[Richard777 (OP)]

The Bohr atom assumes reciprocal forces act upon a bound electron;

“The centripetal force is reciprocal to the electro-static force.”

Assume a modification to the Bohr assumption;

“The magnitude of the centripetal force is equal to the magnitude of the thermo-electric force.”

This assumption combines forces related to heat, electric charge, and momentum. The forces are components of a force vector, the “emissive vector”. Quantization and mass dilation are included in the components.
The emissive vector has three states; a steady state (bound state), a radiant state, and a general state.
If the electric force is equal to zero, the electron is free (unbound).
If various conditions apply, then the orbital radius or black body radiation are easily obtained.
Can heat be included in the Bohr equation?

[Kryptid]

The Bohr model isn't as accurate as quantum mechanics is when it comes to explaining the behavior of atoms. It's also a little tricky to apply temperature to individual subatomic particles. I have seen temperature equated to the kinetic energy (often measured in electronvolts) of subatomic particles, although classically temperature is usually considered an emergent property of bulk systems containing many particles.

[jeffreyH]

It is heat rather than temperature that is considered for inclusion by the poster.
http://hyperphysics.phy-astr.gsu.edu/hbase/thermo/heat.html

[PmbPhy]

The answer to your question Can thermo-electric force be represented as a component of radiation? is no.

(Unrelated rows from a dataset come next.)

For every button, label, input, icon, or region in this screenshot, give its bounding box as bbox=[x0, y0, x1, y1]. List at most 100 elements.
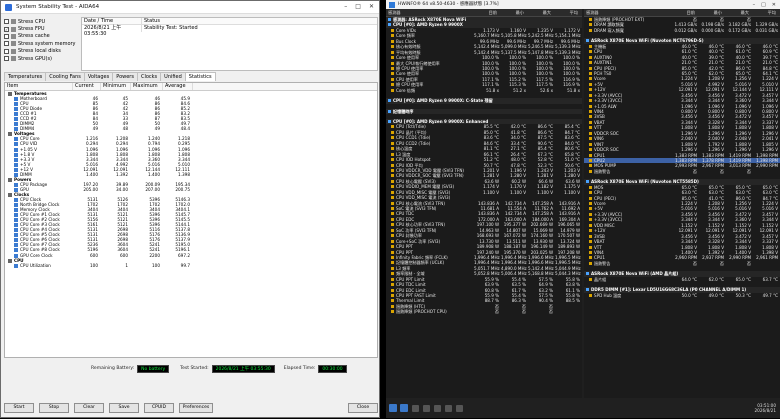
tab-2[interactable]: Voltages bbox=[83, 72, 114, 81]
preferences-button[interactable]: Preferences bbox=[179, 403, 213, 413]
tab-4[interactable]: Clocks bbox=[136, 72, 162, 81]
tab-0[interactable]: Temperatures bbox=[4, 72, 47, 81]
hw-col-header[interactable]: 平均 bbox=[751, 9, 778, 16]
hwinfo-titlebar[interactable]: HWiNFO® 64 v8.50-4630 - 感應器狀態 [3.7%] – □… bbox=[386, 0, 780, 9]
cpuid-button[interactable]: CPUID bbox=[144, 403, 174, 413]
checkbox[interactable]: ✓ bbox=[4, 26, 9, 32]
sensor-group-header[interactable]: 記憶體時序 bbox=[386, 108, 582, 114]
sensor-row[interactable]: 過熱警告 否 否 否 bbox=[584, 261, 780, 266]
hw-col-header[interactable]: 感測器 bbox=[386, 9, 472, 16]
taskbar-clock: 03:51:00 2026/8/21 bbox=[755, 403, 780, 413]
checkbox[interactable] bbox=[4, 41, 9, 47]
aida-titlebar[interactable]: System Stability Test - AIDA64 – □ ✕ bbox=[1, 1, 379, 14]
hw-col-header[interactable]: 最大 bbox=[526, 9, 553, 16]
test-started-label: Test Started: bbox=[180, 365, 209, 371]
checkbox[interactable] bbox=[4, 48, 9, 54]
clear-button[interactable]: Clear bbox=[74, 403, 104, 413]
minimize-icon[interactable]: – bbox=[753, 2, 756, 8]
sensor-value: 51.8 x bbox=[486, 87, 499, 93]
hw-col-header[interactable]: 最小 bbox=[697, 9, 724, 16]
sensor-icon bbox=[589, 256, 592, 260]
sensor-icon bbox=[589, 23, 592, 27]
sensor-value bbox=[555, 309, 582, 314]
sensor-group-header[interactable]: CPU [#0]: AMD Ryzen 9 9900X: C-State 殘留 bbox=[386, 98, 582, 104]
statistics-grid: Item Current Minimum Maximum Average Tem… bbox=[4, 82, 378, 358]
sensor-label: SPD Hub 溫度 bbox=[594, 292, 622, 298]
stress-option-label: Stress GPU(s) bbox=[18, 55, 53, 62]
sensor-row[interactable]: 晶片組 64.0 °C 62.0 °C 65.0 °C 63.7 °C bbox=[584, 277, 780, 282]
settings-icon[interactable] bbox=[434, 404, 441, 412]
start-button[interactable]: Start bbox=[4, 403, 34, 413]
sensor-row[interactable]: Core 倍頻 51.8 x 51.2 x 52.6 x 51.8 x bbox=[386, 88, 582, 93]
close-button[interactable]: Close bbox=[348, 403, 378, 413]
status-table: Date / Time Status 2026/8/21 上午 03:55:30… bbox=[81, 17, 378, 71]
hw-col-header[interactable]: 感測器 bbox=[584, 9, 670, 16]
hw-col-header[interactable]: 目前 bbox=[472, 9, 499, 16]
reset-clock-icon[interactable] bbox=[445, 404, 452, 412]
sensor-icon bbox=[391, 125, 394, 129]
stress-option-3[interactable]: Stress system memory bbox=[4, 40, 78, 47]
checkbox[interactable] bbox=[4, 33, 9, 39]
grid-row[interactable]: CPU Utilization 100 1 100 99.7 bbox=[5, 263, 377, 268]
stress-option-0[interactable]: Stress CPU bbox=[4, 18, 78, 25]
maximize-icon[interactable]: □ bbox=[355, 4, 361, 10]
col-maximum[interactable]: Maximum bbox=[131, 83, 163, 90]
save-button[interactable]: Save bbox=[109, 403, 139, 413]
tab-6[interactable]: Statistics bbox=[184, 72, 216, 81]
sensor-label: CPU [#0]: AMD Ryzen 9 9900X bbox=[393, 22, 463, 28]
sensor-row[interactable]: 過熱降頻 (PROCHOT CPU) 否 否 否 bbox=[386, 309, 582, 314]
status-row[interactable]: 2026/8/21 上午 03:55:30 Stability Test: St… bbox=[82, 25, 377, 37]
close-icon[interactable]: ✕ bbox=[772, 2, 776, 8]
stress-option-4[interactable]: Stress local disks bbox=[4, 48, 78, 55]
sensor-label: VIN6 bbox=[594, 136, 604, 142]
sensor-value bbox=[753, 261, 780, 266]
hw-col-header[interactable]: 最大 bbox=[724, 9, 751, 16]
stress-option-1[interactable]: ✓ Stress FPU bbox=[4, 25, 78, 32]
hw-col-header[interactable]: 平均 bbox=[553, 9, 580, 16]
status-col-status[interactable]: Status bbox=[142, 18, 377, 24]
checkbox[interactable] bbox=[4, 56, 9, 62]
sensor-label: AUXTIN0 bbox=[594, 54, 612, 60]
sensor-icon bbox=[589, 66, 592, 70]
col-average[interactable]: Average bbox=[163, 83, 193, 90]
sensor-row[interactable]: 過熱警告 否 否 否 bbox=[584, 169, 780, 174]
col-item[interactable]: Item bbox=[5, 83, 73, 90]
sensor-label: CPU [#0]: AMD Ryzen 9 9900X: Enhanced bbox=[393, 119, 489, 124]
sensor-row[interactable]: SPD Hub 溫度 50.0 °C 49.0 °C 50.3 °C 49.7 °C bbox=[584, 293, 780, 298]
sensor-icon bbox=[589, 142, 592, 146]
checkbox[interactable] bbox=[4, 19, 9, 25]
sensor-icon bbox=[391, 245, 394, 249]
col-current[interactable]: Current bbox=[73, 83, 101, 90]
stress-option-2[interactable]: Stress cache bbox=[4, 33, 78, 40]
close-icon[interactable]: ✕ bbox=[369, 4, 374, 10]
nav-forward-icon[interactable] bbox=[400, 404, 408, 412]
maximize-icon[interactable]: □ bbox=[761, 2, 766, 8]
hardware-icon bbox=[11, 48, 16, 54]
close-sensor-icon[interactable] bbox=[456, 404, 463, 412]
sensor-icon bbox=[391, 283, 394, 287]
nav-back-icon[interactable] bbox=[389, 404, 397, 412]
tab-3[interactable]: Powers bbox=[112, 72, 138, 81]
stress-option-label: Stress CPU bbox=[18, 18, 46, 25]
sensor-row[interactable]: DRAM 寫入頻寬 0.012 GB/s 0.000 GB/s 0.172 GB/s 0… bbox=[584, 28, 780, 33]
sensor-label: 過熱降頻 (HTC) bbox=[396, 303, 426, 309]
sensor-icon bbox=[391, 212, 394, 216]
network-icon[interactable] bbox=[412, 404, 419, 412]
sensor-label: 記憶體控制器頻率 (UCLK) bbox=[396, 260, 445, 266]
sensor-value: 否 bbox=[521, 309, 526, 315]
hw-col-header[interactable]: 最小 bbox=[499, 9, 526, 16]
stress-option-5[interactable]: Stress GPU(s) bbox=[4, 55, 78, 62]
hardware-icon bbox=[11, 19, 16, 25]
tab-1[interactable]: Cooling Fans bbox=[45, 72, 85, 81]
taskbar-date: 2026/8/21 bbox=[754, 408, 776, 413]
status-col-datetime[interactable]: Date / Time bbox=[82, 18, 142, 24]
minimize-icon[interactable]: – bbox=[344, 4, 347, 10]
col-minimum[interactable]: Minimum bbox=[101, 83, 131, 90]
sensor-icon bbox=[589, 93, 592, 97]
sensor-label: 晶片組 bbox=[594, 276, 607, 282]
export-icon[interactable] bbox=[423, 404, 430, 412]
sensor-icon bbox=[391, 168, 394, 172]
stop-button[interactable]: Stop bbox=[39, 403, 69, 413]
hw-col-header[interactable]: 目前 bbox=[670, 9, 697, 16]
tab-5[interactable]: Unified bbox=[160, 72, 186, 81]
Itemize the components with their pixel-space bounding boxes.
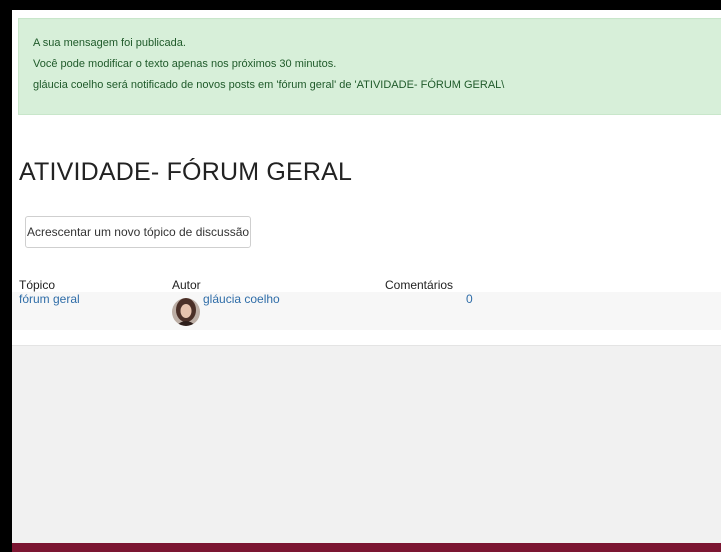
alert-line-published: A sua mensagem foi publicada.: [33, 37, 186, 49]
success-alert: A sua mensagem foi publicada. Você pode …: [18, 18, 721, 115]
page-title: ATIVIDADE- FÓRUM GERAL: [19, 158, 353, 186]
page-frame: A sua mensagem foi publicada. Você pode …: [0, 0, 721, 552]
header-comments: Comentários: [385, 278, 454, 292]
author-link[interactable]: gláucia coelho: [203, 292, 280, 306]
header-topic: Tópico: [19, 278, 56, 292]
avatar-photo-icon: [172, 298, 200, 326]
comments-count[interactable]: 0: [466, 292, 473, 306]
discussion-table: Tópico Autor Comentários fórum geral glá…: [12, 276, 721, 330]
table-row: fórum geral gláucia coelho 0: [12, 292, 721, 330]
alert-line-notification: gláucia coelho será notificado de novos …: [33, 79, 505, 91]
header-author: Autor: [172, 278, 201, 292]
alert-line-edit-window: Você pode modificar o texto apenas nos p…: [33, 58, 337, 70]
lower-blank-area: [12, 346, 721, 543]
table-header: Tópico Autor Comentários: [12, 276, 721, 292]
author-avatar: [172, 298, 200, 326]
page-footer: [12, 543, 721, 552]
add-topic-button[interactable]: Acrescentar um novo tópico de discussão: [25, 216, 251, 248]
topic-link[interactable]: fórum geral: [19, 292, 80, 306]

Radiation (at least the kind you're referring to) is an Electromagnetic wave consisting of an electric field and a magnetic field - period. Nothing else. A force is different than a field. A field doesn't require body to exist whereas a force does. By this I mean that the EM force only exists when there is a charged particle which when placed in an EM field then exist. No charged body to act on -> no force.